Being sensitive is that of a blessing or a curse . I know with my chronic illness it states I’m very sensitive physically yes but emotionally more. Not only have I been told by a doctor but by my family . I know it can get a bit much for them . ..But they bear with me . They ignore me humor me ( hahaha) yes this is a different kind of post today when I show the silliness of my sensitivity . If you read my posts you know how I love my Daytime shows yes … Soap’s I’ve been following a storyline on one of them General Hospital since winter now . It was just the saddest episode in the last two days A 17 yr old boy dies of a brain tumor and oh my was my heart breaking , I know they do this kind of thing all the time but it’s a soap ,they also have miracles at the last minute which I thought would happen but no they didn’t . My luck my son came home at the moment that the episode grew even more sad and intense and I of course teared up like a baby it was horrible …thankfully he humored me and just shook his head with a smirk on his face that says it all and that he’s so good at.
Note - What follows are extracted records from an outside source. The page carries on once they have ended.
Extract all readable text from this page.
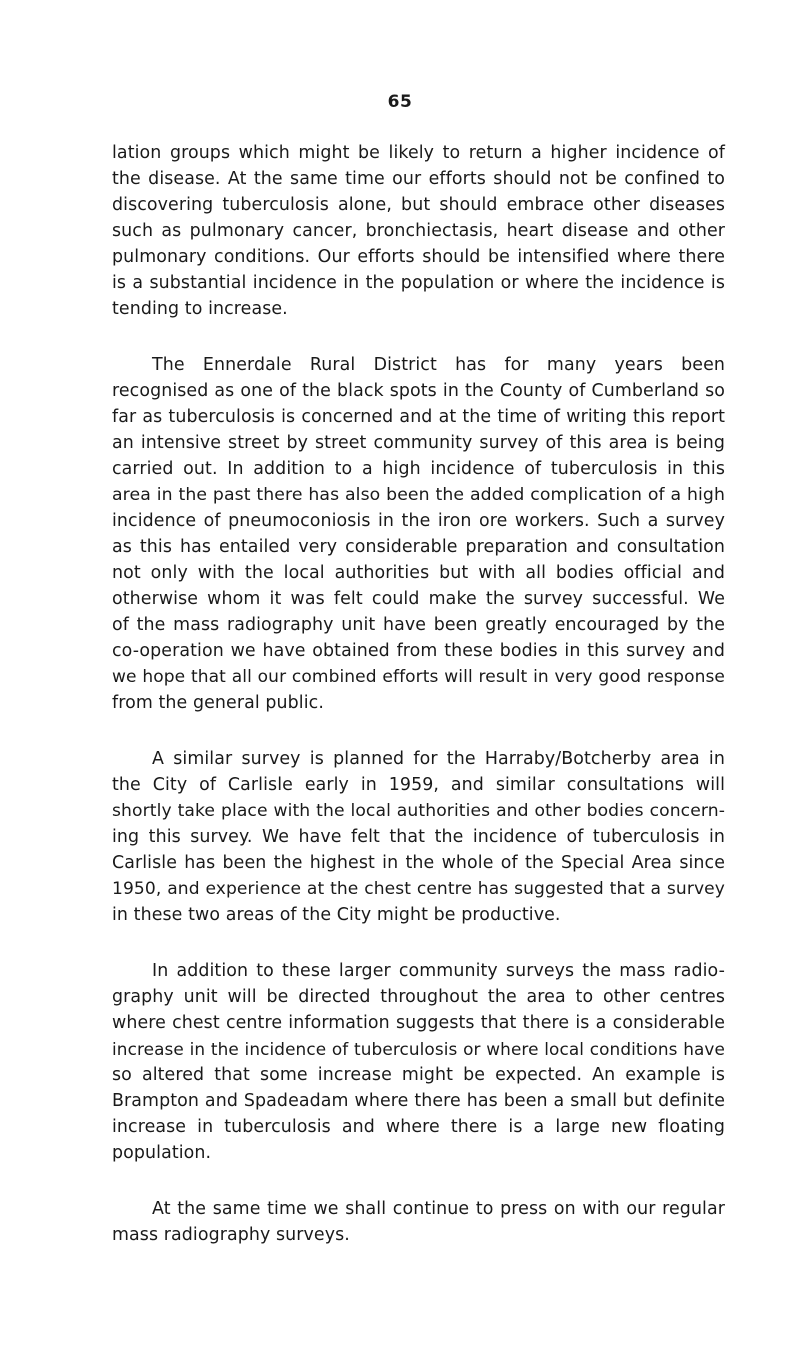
65
lation groups which might be likely to return a higher incidence of
the disease. At the same time our efforts should not be confined to
discovering tuberculosis alone, but should embrace other diseases
such as pulmonary cancer, bronchiectasis, heart disease and other
pulmonary conditions. Our efforts should be intensified where there
is a substantial incidence in the population or where the incidence is
tending to increase.
The Ennerdale Rural District has for many years been
recognised as one of the black spots in the County of Cumberland so
far as tuberculosis is concerned and at the time of writing this report
an intensive street by street community survey of this area is being
carried out. In addition to a high incidence of tuberculosis in this
area in the past there has also been the added complication of a high
incidence of pneumoconiosis in the iron ore workers. Such a survey
as this has entailed very considerable preparation and consultation
not only with the local authorities but with all bodies official and
otherwise whom it was felt could make the survey successful. We
of the mass radiography unit have been greatly encouraged by the
co-operation we have obtained from these bodies in this survey and
we hope that all our combined efforts will result in very good response
from the general public.
A similar survey is planned for the Harraby/Botcherby area in
the City of Carlisle early in 1959, and similar consultations will
shortly take place with the local authorities and other bodies concern-
ing this survey. We have felt that the incidence of tuberculosis in
Carlisle has been the highest in the whole of the Special Area since
1950, and experience at the chest centre has suggested that a survey
in these two areas of the City might be productive.
In addition to these larger community surveys the mass radio-
graphy unit will be directed throughout the area to other centres
where chest centre information suggests that there is a considerable
increase in the incidence of tuberculosis or where local conditions have
so altered that some increase might be expected. An example is
Brampton and Spadeadam where there has been a small but definite
increase in tuberculosis and where there is a large new floating
population.
At the same time we shall continue to press on with our regular
mass radiography surveys.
Unfortunately as sensitive as I am I get very emotionally involved with my soapy’s , yes but also with movies and books as well . After the episode was over I went around finishing things around the house as he got ready to go to his second job as he was ready to leave , being silly I grabbed him in a bear hug as I am 4’11 and well he is about 5″10 and I said I need to hug you Ive had a dramatic day . He just stood their and I looked up at him and he just looked down at me and said are you done and laughed . I laughed as well and told him he was such a good sport . As he left I yelled I love ya he said love you too mother .What he puts up with .🙂 So are you overly sensitive?